Bug #19039 multi node stop causes node failure handling not to complete
Submitted: 12 Apr 2006 10:12 Modified: 28 Apr 2006 9:07
Reporter: Tomas Ulin Email Updates:
Status: Closed Impact on me:
None 
Category:MySQL Cluster: Cluster (NDB) storage engine Severity:S2 (Serious)
Version:4.1-> OS:
Assigned to: CPU Architecture:Any

[12 Apr 2006 10:12] Tomas Ulin
Description:
nodes 3,4,5,6

5 is master, and is killed
3 (newly elected master, and not completed takeover), is killed

resulting in "node failure handling not completed..." of node 5

How to repeat:
2006-04-06 14:53:49 [MgmSrvr] INFO     -- Node 5: Local checkpoint 37 started.
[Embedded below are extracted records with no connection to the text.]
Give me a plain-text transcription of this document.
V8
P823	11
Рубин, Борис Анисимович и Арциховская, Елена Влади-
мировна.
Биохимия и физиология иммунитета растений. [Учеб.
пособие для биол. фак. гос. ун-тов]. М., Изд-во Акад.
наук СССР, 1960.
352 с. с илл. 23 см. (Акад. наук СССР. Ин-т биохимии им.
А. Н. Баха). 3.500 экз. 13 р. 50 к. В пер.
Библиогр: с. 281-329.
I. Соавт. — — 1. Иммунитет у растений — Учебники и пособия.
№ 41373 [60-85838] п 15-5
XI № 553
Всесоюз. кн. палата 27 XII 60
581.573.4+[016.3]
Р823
Keep GCI = 80121 oldest restorable GCI = 80422
2006-04-06 15:36:04 [MgmSrvr] ALERT    -- Node 3: Node 5 Disconnected
2006-04-06 15:36:04 [MgmSrvr] INFO     -- Node 3: Communication to Node 5 closed
2006-04-06 15:36:04 [MgmSrvr] INFO     -- Node 1: Node 5 Connected
2006-04-06 15:36:04 [MgmSrvr] ALERT    -- Node 3: Arbitration check won - node group majority
2006-04-06 15:36:04 [MgmSrvr] INFO     -- Node 3: President restarts arbitration thread [state=6]
2006-04-06 15:36:04 [MgmSrvr] INFO     -- Node 3: GCP Take over started

....

2006-04-06 15:36:04 [MgmSrvr] INFO     -- Node 5: Node shutdown completed.
2006-04-06 15:36:05 [MgmSrvr] INFO     -- Node 1: Node 3 Connected
2006-04-06 15:36:05 [MgmSrvr] ALERT    -- Node 4: Node 3 Disconnected
2006-04-06 15:36:05 [MgmSrvr] INFO     -- Node 4: Communication to Node 3 closed
2006-04-06 15:36:05 [MgmSrvr] ALERT    -- Node 4: Network partitioning - arbitration required
2006-04-06 15:36:05 [MgmSrvr] INFO     -- Node 4: President restarts arbitration thread [state=7]
2006-04-06 15:36:05 [MgmSrvr] ALERT    -- Node 6: Node 3 Disconnected
2006-04-06 15:36:05 [MgmSrvr] INFO     -- Node 6: Communication to Node 3 closed
2006-04-06 15:36:05 [MgmSrvr] ALERT    -- Node 4: Arbitration won - positive reply from node 1
2006-04-06 15:36:05 [MgmSrvr] INFO     -- Node 4: GCP Take over started

....

2006-04-06 15:37:00 [MgmSrvr] INFO     -- Node 4: Communication to Node 2 opened
2006-04-06 15:37:00 [MgmSrvr] INFO     -- Node 6: Communication to Node 2 opened
2006-04-06 15:37:03 [MgmSrvr] WARNING  -- Node 4: Failure handling of node 5 has not completed in 1 min. - state = 3
2006-04-06 15:37:03 [MgmSrvr] WARNING  -- Node 6: Failure handling of node 5 has not completed in 1 min. - state = 3
2006-04-06 15:38:03 [MgmSrvr] WARNING  -- Node 4: Failure handling of node 5 has not completed in 2 min. - state = 3
2006-04-06 15:38:04 [MgmSrvr] WARNING  -- Node 6: Failure handling of node 5 has not completed in 2 min. - state = 3
[26 Apr 2006 12:12] Bugs System
A patch for this bug has been committed. After review, it may
be pushed to the relevant source trees for release in the next
version. You can access the patch from:

  http://lists.mysql.com/commits/5565
[26 Apr 2006 12:12] Bugs System
A patch for this bug has been committed. After review, it may
be pushed to the relevant source trees for release in the next
version. You can access the patch from:

  http://lists.mysql.com/commits/5566
[27 Apr 2006 5:29] Tomas Ulin
changed bug report to only adress the issue that this may happen even if nodes are shutdown using the management server

a fix for this has been pushed to 5.0.22 and 5.1.10
[27 Apr 2006 5:30] Tomas Ulin
patch reviewed by Jonas
[28 Apr 2006 9:07] Jon Stephens
Thank you for your bug report. This issue has been committed to our
source repository of that product and will be incorporated into the
next release.

If necessary, you can access the source repository and build the latest
available version, including the bugfix, yourself. More information 
about accessing the source trees is available at
    http://www.mysql.com/doc/en/Installing_source_tree.html

Additional info:

Documented bugfix in 5.0.22/5.1.10 changelogs; closed.